I’ve been griping about my and my children’s transition to a very high-rated public school. I still think my gripes are legitimate but even I, who am the whiney kind, recognize that it could be a whole heck of a lot worse. A friend of mine who works in a major urban public school district sent me the following report:
Sometimes the cost of educating vast numbers of children of illegal immigrants becomes frustratingly apparent. Children get moved from grade to grade but without knowing the basics.
Today I met with a nice 10 year old boy in the 5th grade. In his very low performing school in which most of the students are either illegal or the children of illegals themselves, he did not qualify as needing special ed, despite his poor academic performance. That’s because the rest of the school are at about the same level. Today he told me that he was having trouble in math and other subjects. He told me that he had to do a report for science and he chose to do a report on lunar and solar eclipses. I offered to help him a little.
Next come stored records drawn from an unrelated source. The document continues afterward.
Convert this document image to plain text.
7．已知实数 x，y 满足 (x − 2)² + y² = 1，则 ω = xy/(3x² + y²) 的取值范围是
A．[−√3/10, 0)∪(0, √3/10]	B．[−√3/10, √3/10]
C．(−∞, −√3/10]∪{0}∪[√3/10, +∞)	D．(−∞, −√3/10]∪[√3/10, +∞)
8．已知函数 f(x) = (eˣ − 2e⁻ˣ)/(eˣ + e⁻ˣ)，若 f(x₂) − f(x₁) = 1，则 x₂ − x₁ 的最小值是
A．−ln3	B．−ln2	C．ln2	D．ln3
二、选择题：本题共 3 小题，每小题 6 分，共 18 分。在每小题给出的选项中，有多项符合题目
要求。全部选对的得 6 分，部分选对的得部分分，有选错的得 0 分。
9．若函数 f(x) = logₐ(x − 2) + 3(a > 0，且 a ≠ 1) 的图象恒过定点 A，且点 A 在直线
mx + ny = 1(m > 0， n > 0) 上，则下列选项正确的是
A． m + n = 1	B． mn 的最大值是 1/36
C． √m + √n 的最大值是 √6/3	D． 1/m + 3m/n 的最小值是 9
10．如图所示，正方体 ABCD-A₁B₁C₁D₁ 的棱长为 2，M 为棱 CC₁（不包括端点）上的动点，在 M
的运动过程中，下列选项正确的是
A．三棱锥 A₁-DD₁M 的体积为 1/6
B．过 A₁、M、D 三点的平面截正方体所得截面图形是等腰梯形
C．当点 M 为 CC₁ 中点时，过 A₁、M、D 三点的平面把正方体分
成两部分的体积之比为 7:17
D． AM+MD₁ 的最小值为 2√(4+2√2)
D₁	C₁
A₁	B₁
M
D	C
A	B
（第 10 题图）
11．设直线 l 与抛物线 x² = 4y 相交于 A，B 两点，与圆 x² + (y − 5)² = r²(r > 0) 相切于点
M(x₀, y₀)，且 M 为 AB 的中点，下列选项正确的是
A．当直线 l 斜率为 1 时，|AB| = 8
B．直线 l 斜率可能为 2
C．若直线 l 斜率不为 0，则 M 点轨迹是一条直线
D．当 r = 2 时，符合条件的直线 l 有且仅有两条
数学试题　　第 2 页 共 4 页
Two days before the (not started) report was due, this is what I found. He did not know the definition of solar or lunar (despite the Spanish words sol and luna). He thought the sun went around the earth. He did not know that stars were suns. He did not know that the moon orbited the earth. He did not know that planets closer to the sun would be hotter than those farther from the sun. He did not have a visual concept of our solar system. He did not know that earth spun on an axis. He did not know that one orbit around the sun was one year. He did not know that planets farther from the sun took longer to complete their orbit than those closer to the sun. He did not know how many days were in a year. He did not know how many months were in a year. He guessed 8, then 6. I gave him a calendar. Turning the pages he counted 13 not realizing that page 1 had the 4 months of September through December preceding the new year. He did not know the 4 seasons or their climates, with the exception of the recent July and August. January he guessed was cold (the calendar had a snowy picture). February he guessed was hot. When asked why he thinks earth has life and the other planets don’t, he answered, “Because earth has things.” He hasn’t wondered about these things or asked.
He is not retarded. He is under-stimulated and exposed and in all probability has never been to a museum, concert, or for a hike in nature. His world consists of a few blocks. His mother can barely read in Spanish. She has been in the United States for at least 15 years and cannot communicate at all in the English language. He has an absentee father and a different father than his brother. His brother is a teen father. The baby receives insufficient nurturing by his immature parents (who are no longer together). The baby’s mother receives AFDC.
He is a nice boy, not yet a conduct problem, but without a trade program in our schools, without extensive tutoring after school because there is no one at home to help him with his schoolwork, what will his fate be? We subsidize this apalling “education” for thousands of kids whose families leave them unprepared for school, whose parents fail to model the importance of learning, and it is on our dollar.
My comment to this grim story, for what it’s worth, is this the above is a story that’s dreadful at all levels, whether it’s about the societal cost of illegal immigrants, the horrible job our schools do, or one nice little boy’s downward trajectory.
I thought my friend’s point about trade schools was interesting. I’ve always been a huge fan of the trade school idea and cannot figure out why we don’t have trade schools in. Why in the world should a kid who is decided non-intellectual, but who likes messing about with cars or building things, be consigned to years of failure in school, when he could be learning a useful trade. This is a real perversion of democracy to deny people a chance to better themselves based on some impractical, naïve idea that everyone can be marched through factory schooling and attain the same intellectual heights.